Protestors urge farmed salmon boycott outside Good Food Ireland awards
Wednesday, November 20, 2013
By Conall Ó Fátharta
Irish Examiner Reporter
Environmental groups protested outside the Good Food Ireland awards and called on the food and tourism sector to boycott farmed salmon this Christmas.
Protesters at the launch of ‘Boycott Farmed Salmon For Christmas’ at the Shelbourne Hotel, Dublin, venue for the Good Food Ireland awards. Pic: Brian Lawless
The groups which included Friends of the Irish Environment, Save Bantry Bay and Save Galway Bay were protesting against the building of two large organic salmon farms in Cork and Galway.
The Department of Agriculture, Marine, and Food has yet to decide whether to give the green light to the two farms. One is a private commercial concern in Bantry Bay, and the other, off Inis Oirr, is being developed by state agency Bord Iascaigh Mhara (BIM).
In an open letter to the Good Food Ireland Annual Conference, the Irish Friends of the Environment called on those in attendance to boycott farmed salmon and arrange for substitutions by products “less harmful to the environment, to wild fish — and, indeed, to the consumer’s health”.
“Many arguments — such as the impact of farmed salmon lice on wild salmon mortalities — have been well known and documented by eminent scientists here in Ireland, across Europe, and in Canada. They have been the subject of ignored scientific recommendations to separate farmed salmon from wild salmon since 1994,” read the letter.
It stated the group was not against salmon farming or aquaculture but was against “open net pen salmon farms in our bays that are on the migratory path of the wild salmon”.

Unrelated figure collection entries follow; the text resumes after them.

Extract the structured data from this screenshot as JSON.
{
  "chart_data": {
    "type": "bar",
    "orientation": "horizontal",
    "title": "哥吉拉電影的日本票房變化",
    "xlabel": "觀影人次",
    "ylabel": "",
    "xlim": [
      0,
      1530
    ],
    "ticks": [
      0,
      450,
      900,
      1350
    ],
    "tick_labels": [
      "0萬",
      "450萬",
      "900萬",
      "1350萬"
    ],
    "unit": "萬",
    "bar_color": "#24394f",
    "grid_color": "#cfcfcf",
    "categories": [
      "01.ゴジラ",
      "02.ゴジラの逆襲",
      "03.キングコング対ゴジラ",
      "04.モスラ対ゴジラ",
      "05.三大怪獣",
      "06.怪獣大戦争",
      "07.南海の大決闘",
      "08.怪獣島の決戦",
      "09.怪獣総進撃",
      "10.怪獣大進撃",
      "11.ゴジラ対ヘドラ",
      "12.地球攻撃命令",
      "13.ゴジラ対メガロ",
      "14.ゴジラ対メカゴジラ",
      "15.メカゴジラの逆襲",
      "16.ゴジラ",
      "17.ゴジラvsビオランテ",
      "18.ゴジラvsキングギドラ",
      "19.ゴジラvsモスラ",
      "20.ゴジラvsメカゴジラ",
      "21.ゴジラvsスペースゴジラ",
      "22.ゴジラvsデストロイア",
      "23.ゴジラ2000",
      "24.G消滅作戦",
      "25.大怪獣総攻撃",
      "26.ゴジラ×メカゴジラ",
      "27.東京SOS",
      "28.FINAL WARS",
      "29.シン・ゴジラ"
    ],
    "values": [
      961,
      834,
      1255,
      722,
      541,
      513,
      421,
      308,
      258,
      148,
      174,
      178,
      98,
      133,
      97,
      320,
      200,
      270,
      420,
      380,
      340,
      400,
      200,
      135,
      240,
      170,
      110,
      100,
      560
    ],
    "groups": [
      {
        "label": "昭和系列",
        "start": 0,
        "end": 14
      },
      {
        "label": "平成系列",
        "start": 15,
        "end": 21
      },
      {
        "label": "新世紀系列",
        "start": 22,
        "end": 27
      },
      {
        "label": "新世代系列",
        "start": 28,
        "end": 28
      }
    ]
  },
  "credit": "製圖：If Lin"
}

Chairman of the Federation of Irish Salmon and Sea Trout Anglers (FISSTA) Paul Lawton said the protest was peaceful and that protesters had spoken to a number of people attending the awards.
“We asked them to boycott farmed salmon and pointed out that this mega fish farm in Galway Bay needs to be stopped. If it gets the go-ahead, it will ruin the West of Ireland — and all for a quick buck.”